Harvard University - Department of Molecular & Cellular Biology

RUNNING THROUGH STOP SIGNS

by Matthew Michael

March 28th, 2006


First author of this paper, Antonia Holway
One of the 10 biological commandments is "Thou shall keep thy genome stable!" One way that proliferating cells accomplish this is to rely on cell cycle checkpoints to slow down the cell division cycle when their DNA is damaged. Checkpoints are signal transduction pathways that are activated by damage and that change the behavior of their downstream target, cell cycle proteins. During early development in many organisms, checkpoints lead a double life as developmental regulators. In C. elegans, for example, the checkpoint that normally responds to DNA damage responds instead to developmental signals and, by doing so, modulates the timing of the early embryonic cell division program. This control over cell cycle timing is critical for development, as alterations in the timing of cell division cause missegregation of developmentally important transcription factors and, ultimately, a failure to properly pattern the embryo. The importance of restricting checkpoint activation to developmental signals during early development is underscored by the observation that inappropriate checkpoint activation extends the early embryonic cell cycle and kills the embryo.

These observations led us to imagine the possibility of a checkpoint conflict during early development. Conflict could arise if damaged chromosomes activated the checkpoint in an inappropriate manner, leading to disruption of the timing of cell division and developmental disaster. Thus the goal of the featured study was: do checkpoints ignore DNA damage during early development and, if so, how?

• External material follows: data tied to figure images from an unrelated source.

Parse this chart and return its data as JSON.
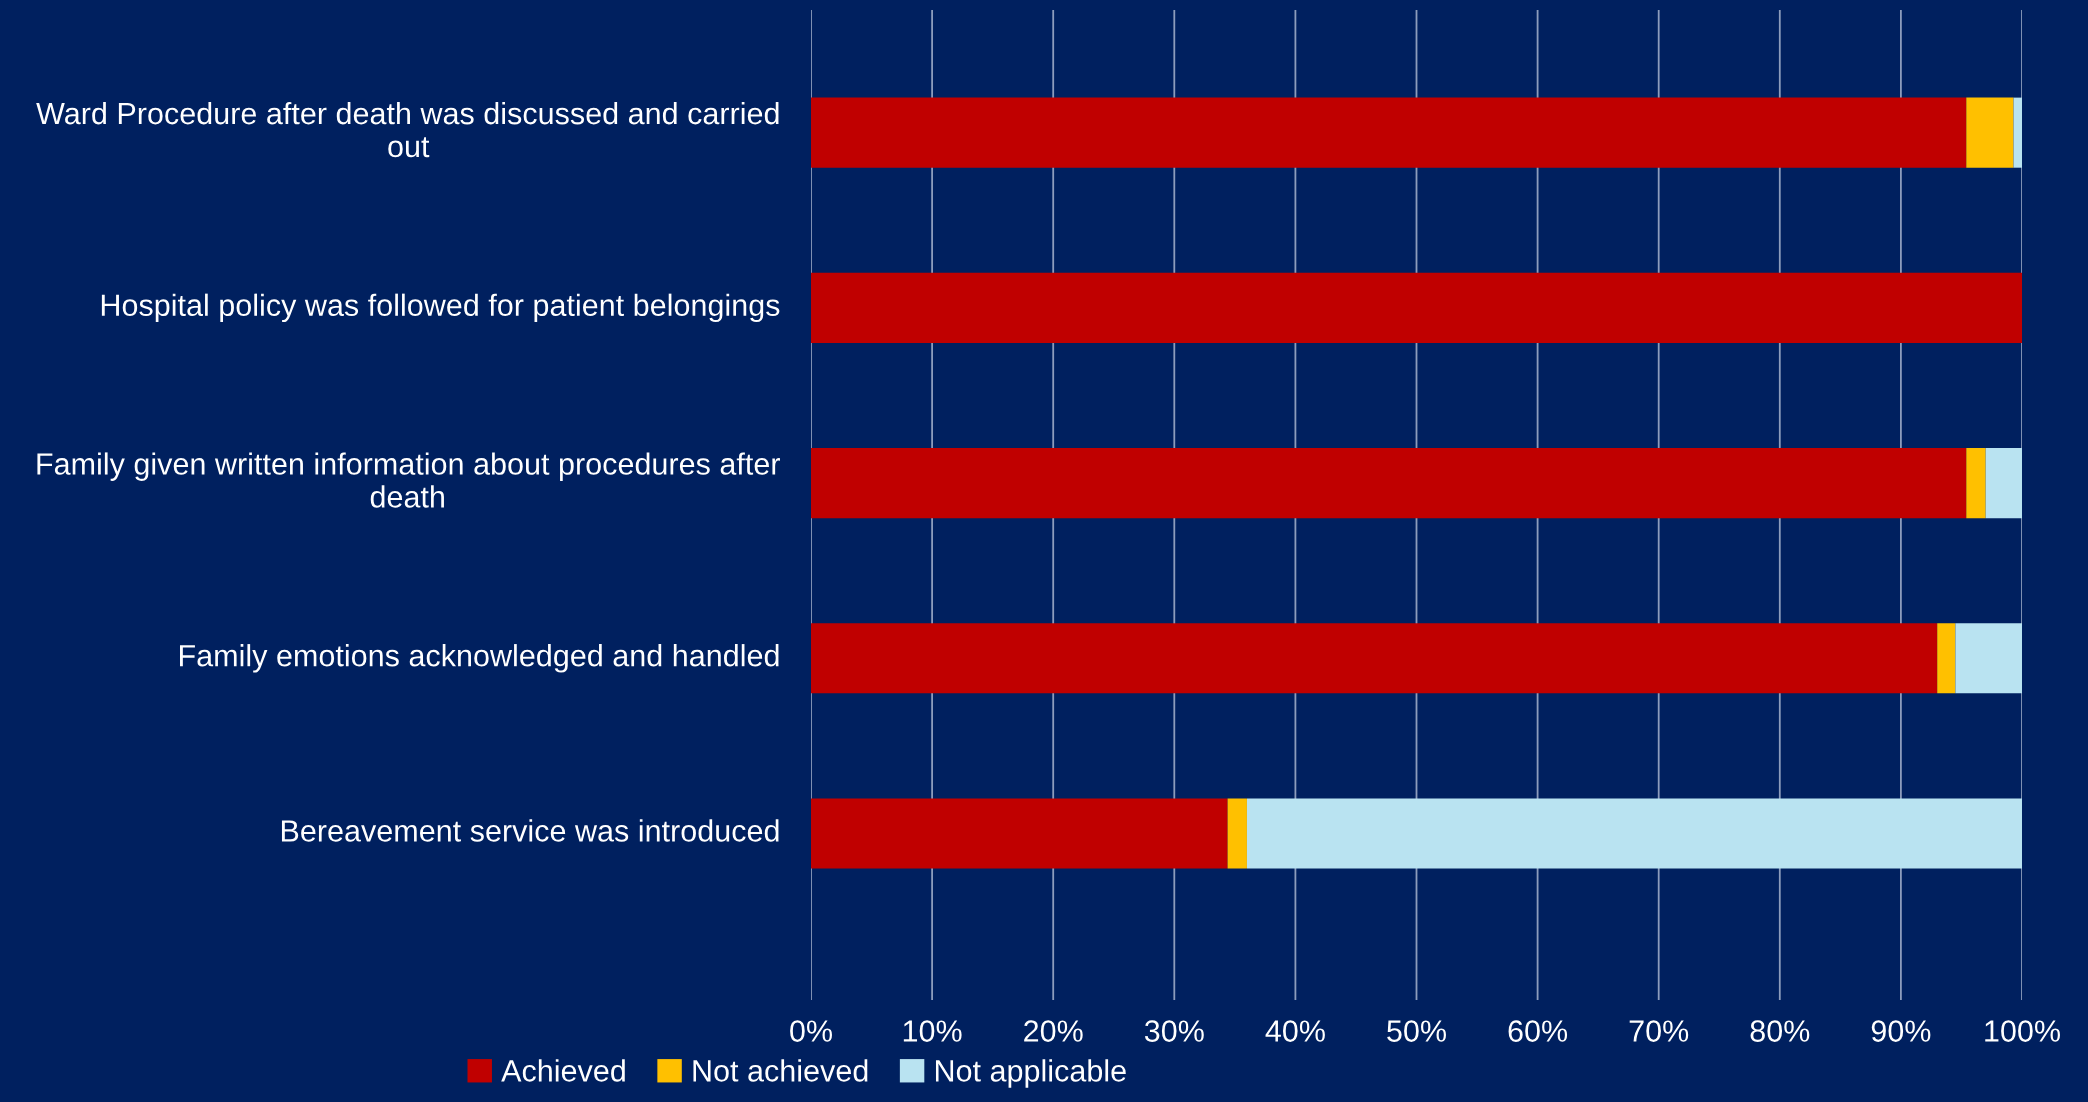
{
  "chart_data": {
    "type": "bar",
    "orientation": "horizontal",
    "stacked": true,
    "categories": [
      "Ward Procedure after death was discussed and carried out",
      "Hospital policy was followed for patient belongings",
      "Family given written information about procedures after death",
      "Family emotions acknowledged and handled",
      "Bereavement service was introduced"
    ],
    "series": [
      {
        "name": "Achieved",
        "color": "#c00000",
        "values": [
          95.4,
          100,
          95.4,
          93.0,
          34.4
        ]
      },
      {
        "name": "Not achieved",
        "color": "#ffc000",
        "values": [
          3.9,
          0,
          1.6,
          1.5,
          1.6
        ]
      },
      {
        "name": "Not applicable",
        "color": "#b9e3f1",
        "values": [
          0.7,
          0,
          3.0,
          5.5,
          64.0
        ]
      }
    ],
    "xlim": [
      0,
      100
    ],
    "xticks": [
      {
        "value": 0,
        "label": "0%"
      },
      {
        "value": 10,
        "label": "10%"
      },
      {
        "value": 20,
        "label": "20%"
      },
      {
        "value": 30,
        "label": "30%"
      },
      {
        "value": 40,
        "label": "40%"
      },
      {
        "value": 50,
        "label": "50%"
      },
      {
        "value": 60,
        "label": "60%"
      },
      {
        "value": 70,
        "label": "70%"
      },
      {
        "value": 80,
        "label": "80%"
      },
      {
        "value": 90,
        "label": "90%"
      },
      {
        "value": 100,
        "label": "100%"
      }
    ],
    "grid": "x",
    "legend": "bottom left"
  }
}
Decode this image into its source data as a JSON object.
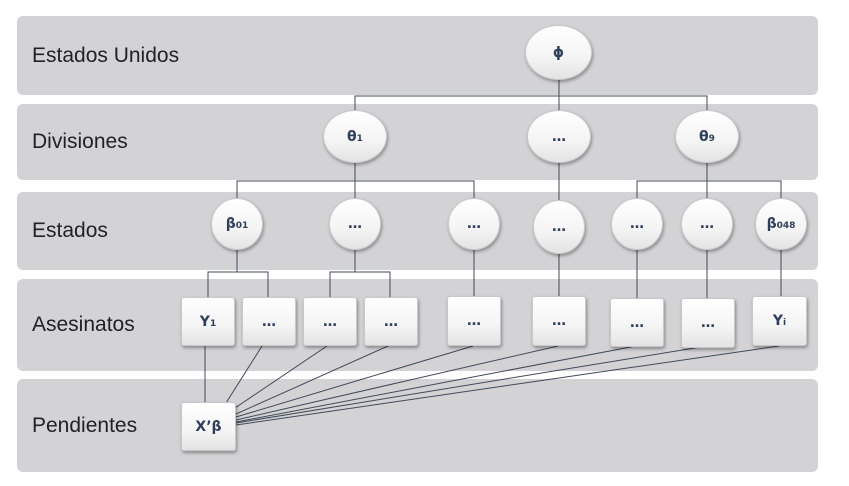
{
  "bands": {
    "estados_unidos": "Estados Unidos",
    "divisiones": "Divisiones",
    "estados": "Estados",
    "asesinatos": "Asesinatos",
    "pendientes": "Pendientes"
  },
  "nodes": {
    "phi": "ϕ",
    "theta1": {
      "base": "θ",
      "sub": "1"
    },
    "div_mid": "…",
    "theta9": {
      "base": "θ",
      "sub": "9"
    },
    "beta01": {
      "base": "β",
      "sub": "01"
    },
    "state_2": "…",
    "state_3": "…",
    "state_4": "…",
    "state_5": "…",
    "state_6": "…",
    "beta048": {
      "base": "β",
      "sub": "048"
    },
    "y1": {
      "base": "Y",
      "sub": "1"
    },
    "obs_2": "…",
    "obs_3": "…",
    "obs_4": "…",
    "obs_5": "…",
    "obs_6": "…",
    "obs_7": "…",
    "obs_8": "…",
    "yi": {
      "base": "Y",
      "sub": "i"
    },
    "xbeta": "X’β"
  },
  "colors": {
    "band": "#d3d3d6",
    "line": "#404a58",
    "node_text": "#2f3f5a"
  }
}
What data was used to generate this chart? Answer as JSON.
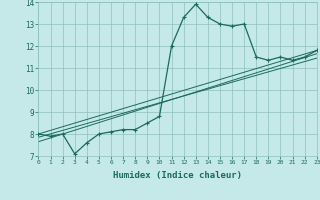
{
  "xlabel": "Humidex (Indice chaleur)",
  "bg_color": "#c5e8e8",
  "grid_color": "#8fbfbf",
  "line_color": "#1a6b5a",
  "xlim": [
    0,
    23
  ],
  "ylim": [
    7,
    14
  ],
  "xticks": [
    0,
    1,
    2,
    3,
    4,
    5,
    6,
    7,
    8,
    9,
    10,
    11,
    12,
    13,
    14,
    15,
    16,
    17,
    18,
    19,
    20,
    21,
    22,
    23
  ],
  "yticks": [
    7,
    8,
    9,
    10,
    11,
    12,
    13,
    14
  ],
  "curve_x": [
    0,
    1,
    2,
    3,
    4,
    5,
    6,
    7,
    8,
    9,
    10,
    11,
    12,
    13,
    14,
    15,
    16,
    17,
    18,
    19,
    20,
    21,
    22,
    23
  ],
  "curve_y": [
    8.0,
    7.9,
    8.0,
    7.1,
    7.6,
    8.0,
    8.1,
    8.2,
    8.2,
    8.5,
    8.8,
    12.0,
    13.3,
    13.9,
    13.3,
    13.0,
    12.9,
    13.0,
    11.5,
    11.35,
    11.5,
    11.35,
    11.5,
    11.8
  ],
  "line1_x": [
    0,
    23
  ],
  "line1_y": [
    7.85,
    11.45
  ],
  "line2_x": [
    0,
    23
  ],
  "line2_y": [
    7.65,
    11.65
  ],
  "line3_x": [
    0,
    23
  ],
  "line3_y": [
    8.0,
    11.8
  ]
}
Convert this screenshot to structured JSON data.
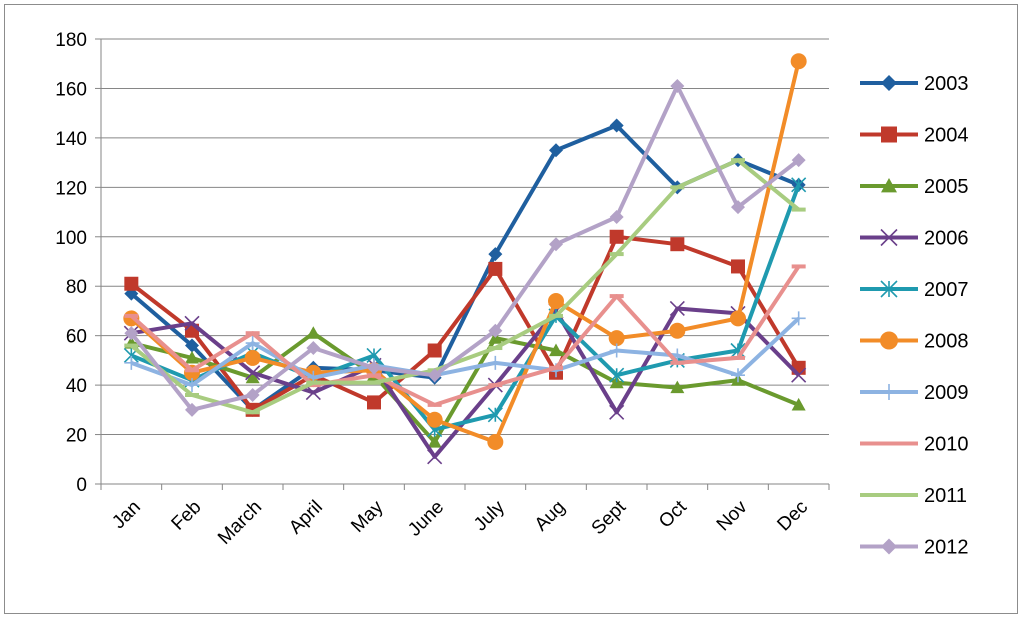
{
  "chart_data": {
    "type": "line",
    "title": "",
    "xlabel": "",
    "ylabel": "",
    "ylim": [
      0,
      180
    ],
    "yticks": [
      0,
      20,
      40,
      60,
      80,
      100,
      120,
      140,
      160,
      180
    ],
    "grid": true,
    "legend_position": "right",
    "categories": [
      "Jan",
      "Feb",
      "March",
      "April",
      "May",
      "June",
      "July",
      "Aug",
      "Sept",
      "Oct",
      "Nov",
      "Dec"
    ],
    "series": [
      {
        "name": "2003",
        "color": "#1F5F9F",
        "marker": "diamond",
        "values": [
          77,
          56,
          30,
          47,
          46,
          43,
          93,
          135,
          145,
          120,
          131,
          121
        ]
      },
      {
        "name": "2004",
        "color": "#C0392B",
        "marker": "square",
        "values": [
          81,
          62,
          30,
          44,
          33,
          54,
          87,
          45,
          100,
          97,
          88,
          47
        ]
      },
      {
        "name": "2005",
        "color": "#6A9A2E",
        "marker": "triangle",
        "values": [
          57,
          51,
          43,
          61,
          44,
          17,
          59,
          54,
          41,
          39,
          42,
          32
        ]
      },
      {
        "name": "2006",
        "color": "#6A3F8A",
        "marker": "x",
        "values": [
          61,
          65,
          45,
          37,
          48,
          11,
          40,
          70,
          29,
          71,
          69,
          44
        ]
      },
      {
        "name": "2007",
        "color": "#1F9AAF",
        "marker": "asterisk",
        "values": [
          52,
          42,
          53,
          43,
          52,
          22,
          28,
          68,
          44,
          50,
          54,
          121
        ]
      },
      {
        "name": "2008",
        "color": "#F28C28",
        "marker": "circle",
        "values": [
          67,
          45,
          51,
          45,
          46,
          26,
          17,
          74,
          59,
          62,
          67,
          171
        ]
      },
      {
        "name": "2009",
        "color": "#8DB3E2",
        "marker": "plus",
        "values": [
          49,
          40,
          57,
          43,
          48,
          44,
          49,
          46,
          54,
          52,
          44,
          67
        ]
      },
      {
        "name": "2010",
        "color": "#E8908E",
        "marker": "dash",
        "values": [
          68,
          46,
          61,
          40,
          44,
          32,
          40,
          47,
          76,
          49,
          51,
          88
        ]
      },
      {
        "name": "2011",
        "color": "#A8CC80",
        "marker": "dash",
        "values": [
          56,
          36,
          29,
          41,
          41,
          46,
          55,
          68,
          93,
          120,
          131,
          111
        ]
      },
      {
        "name": "2012",
        "color": "#B3A2C7",
        "marker": "diamond",
        "values": [
          61,
          30,
          36,
          55,
          47,
          44,
          62,
          97,
          108,
          161,
          112,
          131
        ]
      }
    ]
  }
}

The results of this study have just been published in the Journal of Cell Biology. The answer is that worm embryos have evolved a pathway that actively silences the checkpoint when DNA damage is present. An interesting feature of this silencing pathway is that it uses a translesion polymerase to silence the checkpoint. Translesion DNA polymerases have the capacity to use damaged DNA as a template, but cells pay a price for this in the form of mutations, as translesion polymerases make mistakes at high frequency when copying DNA. The utilization of a mutagenic form of damage bypass during checkpoint silencing highlights the importance of keeping the checkpoint quiet during an early embryonic damage response, as the embryo essentially trades mutations for continued progression through the cell cycle. Thus embryos appear to violate one of the 10 biological commandments, but by doing so they keep their cell cycles "on the clock" and thereby survive the damage crisis—even if their genomes look a little different for having done so.